Top Down Accountability For IT Project Success
So how can we manage C-level executives of organizations before their next IT Projects commence?
Specifically, they need to be kept fully accountable for their initial input and project decisions that they make *before* the project commences. This is because these are the critical investment and pre-implementation decisions that will drive subsequent business processes for these IT projects.
As HP CEO, Mark Hurd, went on to say about the job of the CEO: “At the end of the day, [the CEO has] gotta get this part [business processes] of the business right to be able to align IT throughout the company. It’s no different than aligning your sales organization, aligning your R&D, aligning any other piece of it.”
Rather than letting CEO’s and Chief executives lay the early foundations for IT project failures (through poorly made, unfounded and unaccountable decisions), organizations needs to manage and delegate upwards. This will prevent them sitting back while their minions, who actually execute the project, take the fall for what they could have prevented at the projects outset. By making better decisions and hence ensuring robust project processes, accountability of all executive strategic project decisions will be assured.
Even the best Project Managers and project management tools, cannot ensure the success of a project if the initial strategic investment and project decisions made by C-level and senior executives are poor, devoid of input, lack hard facts and where the executives making them are not held accountable.
A point that James Taylor makes in his article, “Make Better Decisions”, is that organizations, and especially senior executives, should conduct some form of decision making discovery. This is a critical issue that I support and one that I believe should predominantly also include C-level executives.

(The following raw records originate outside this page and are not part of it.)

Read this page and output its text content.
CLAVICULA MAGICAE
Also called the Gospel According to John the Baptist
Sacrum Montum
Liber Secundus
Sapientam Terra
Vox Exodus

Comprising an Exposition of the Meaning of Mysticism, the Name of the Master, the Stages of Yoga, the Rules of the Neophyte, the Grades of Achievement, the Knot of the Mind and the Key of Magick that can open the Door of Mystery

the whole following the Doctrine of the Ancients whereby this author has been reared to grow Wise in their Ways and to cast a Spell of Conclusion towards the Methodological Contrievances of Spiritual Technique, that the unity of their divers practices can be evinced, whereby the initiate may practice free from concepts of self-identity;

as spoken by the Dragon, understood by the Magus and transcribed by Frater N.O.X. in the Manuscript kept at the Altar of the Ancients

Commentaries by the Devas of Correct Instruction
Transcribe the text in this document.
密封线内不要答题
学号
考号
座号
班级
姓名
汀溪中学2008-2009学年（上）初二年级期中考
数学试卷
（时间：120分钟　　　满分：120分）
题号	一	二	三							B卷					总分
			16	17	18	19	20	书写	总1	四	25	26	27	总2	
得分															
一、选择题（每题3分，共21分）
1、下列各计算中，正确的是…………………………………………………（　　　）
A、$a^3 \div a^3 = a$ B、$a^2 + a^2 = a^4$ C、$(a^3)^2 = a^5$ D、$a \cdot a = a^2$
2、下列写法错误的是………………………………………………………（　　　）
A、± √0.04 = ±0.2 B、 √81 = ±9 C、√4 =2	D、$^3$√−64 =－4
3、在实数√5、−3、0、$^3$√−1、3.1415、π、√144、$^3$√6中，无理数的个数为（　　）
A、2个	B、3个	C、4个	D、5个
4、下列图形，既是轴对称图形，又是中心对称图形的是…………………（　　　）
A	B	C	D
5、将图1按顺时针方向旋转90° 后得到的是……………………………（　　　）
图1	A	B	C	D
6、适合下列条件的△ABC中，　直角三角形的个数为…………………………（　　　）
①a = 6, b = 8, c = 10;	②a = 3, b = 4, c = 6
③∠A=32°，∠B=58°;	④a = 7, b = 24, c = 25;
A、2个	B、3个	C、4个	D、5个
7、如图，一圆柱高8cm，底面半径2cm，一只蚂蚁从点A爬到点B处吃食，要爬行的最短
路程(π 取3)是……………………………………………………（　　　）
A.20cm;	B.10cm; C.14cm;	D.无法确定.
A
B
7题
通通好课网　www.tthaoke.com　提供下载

Critical project discipline decisions, as outlined below, all result in the development of important pre-project planning and business processes. If these decisions are delegated, glossed over or taken without sufficient collaboration and input from the *appropriate* parties, then the supporting business processes will thereby also lack substance.
* Communications
* Requirements gathering
* Stakeholder support and involvement
* Management support
* User support and involvement
* Strategy alignment
* Success and Progress Metrics
* IT Risk and Governance
* Solution and Vendor Selection
* Change Management
* Training and development
Each of these strategic project disciplines and business process decisions should be orchestrated at the top of the organization by the CEO and C-level executives. In order that these disciplines don’t become “Reasons for Failure”, critical decisions about “Who” and “How” to execute and manage each discipline must be made at the top of the organization.
Because many of these disciplines and business processes are already incumbent within organizations, a general blaze attitude to addressing them can become prevalent. For this reason, C-level executives unfortunately often abdicate any responsibility for making these discipline decisions, thereby removing most of their accountability.
This may all seem a bit harsh, however I have rarely (if ever) seen any CEO or C-level executive become a scapegoat for a failed IT Project – (other than the unfortunate CIO).